Wer ins Netz geht, wird dann Boras Umfeld zugeführt. "Wir gelten schon jetzt als eines der bestorganisierten Teams", sagt Denk mit nicht mehr ganz so viel Understatement, er lächelt. Er hat für jeden Bereich Experten engagiert, für die Ernährung einen eigenen Küchentruck, für die Leistung einen großen Trainerstab, damit die Fahrer sich nicht mit einzelnen Heimtrainern absondern, wie früher. 85 Festangestellte arbeiten mittlerweile fürs Team, rund ein Dutzend mehr als bei den üblichen World-Tour-Equipen. Darunter sind allein sechs Sportdirektoren, die sich um unterschiedliche Rundfahrten kümmern, und die Denk bewusst in den Wettstreit schickt. "Klar gibt's bei der Weihnachtsfeier Diskussionen, wer die meisten Rennen gewonnen hat", sagt der Teamchef, "aber im Endeffekt ziehen alle an einem Strang."

Die Struktur ist nicht neu; sie erinnert an das britische Team Sky, das vor ein paar Jahren mit einem hochwissenschaftlichen Ansatz eine neue Ära des sauberen Radsports begründen wollte. Heute? Geht es bei Sky vor allem um angeblich versehentlich gelieferte Testosteronpflaster und einen viermaligen Tour-Sieger, der auf undurchsichtige Weise einer Sperre entging und in Frankreich ausgebuht wird. Denk hält dem die mittelständische, deutsche Gründlichkeit entgegen, die er von seinem Projekt zeichnet. "Ich bin fest davon überzeugt, dass man die Tour sauber gewinnen kann", sagt er, "aber man muss vieles richtig machen." Jungen Fahrern auch mal Pausen gönnen, nichts erzwingen, das minimiert ja auch den Betrugsdruck. Lukas Pöstlberger, einer ihrer Entdeckungen, wollte vor einem Jahr sein Debüt in Roubaix geben, aber Denk spürte, dass der Österreicher müde war. "Der hat geheult, als wir ihn aus dem Kader gestrichen haben. Und drei Wochen später hat er uns im Trikot des Führenden umarmt, beim Giro."
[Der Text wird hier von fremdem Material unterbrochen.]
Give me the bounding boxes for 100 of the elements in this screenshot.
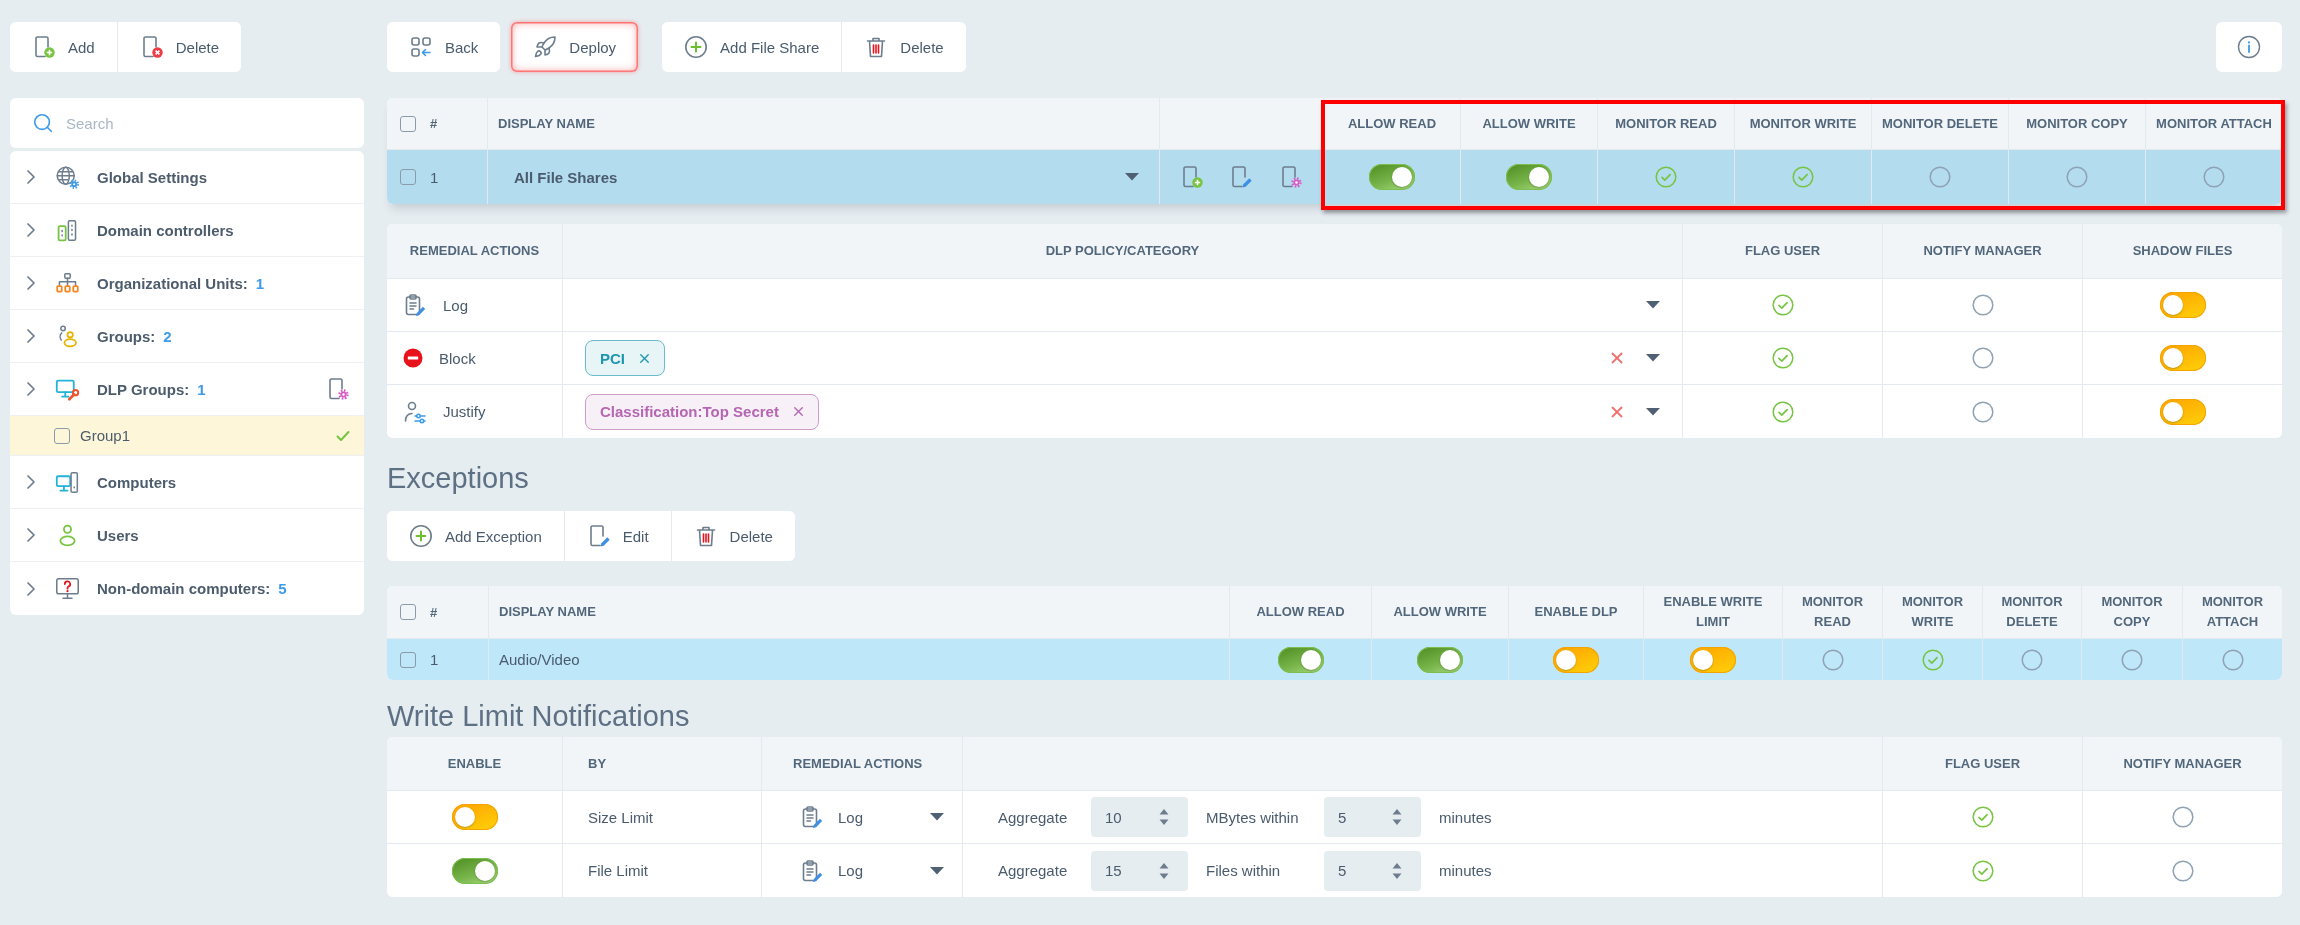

Und Emanuel Buchmann, 25, Denks derzeit größtes Talent fürs Gesamtklassement, soll im Herbst bei der Vuelta erstmals eine große Rundfahrt als Kapitän bestreiten - nicht schon bei der Tour, auf der ganz großen Bühne.

Denk und seine Sponsoren wissen um den Balanceakt ihres Projekts. Man predige "null Toleranz", was den Betrug angehe, sagt Bruckbauer; bei Teamdoping würde er sein Engagement sofort kündigen, ein positiv getesteter Fahrer muss sein Jahresgehalt zurückzahlen. Im Januar wurde der ehemalige Bora-Profi Ralf Matzka für zwei Jahre gesperrt, allerdings unter eher zweifelhaften Umständen. Es wird jedenfalls ein spannender Aspekt dieses Projekts: Wie das Publikum auf einen in Deutschland geprägten Erfolg in der Gesamtwertung reagiert - wo nicht nur die Aufmerksamkeit, sondern auch die Skepsis über die Leistungen immer am größten war.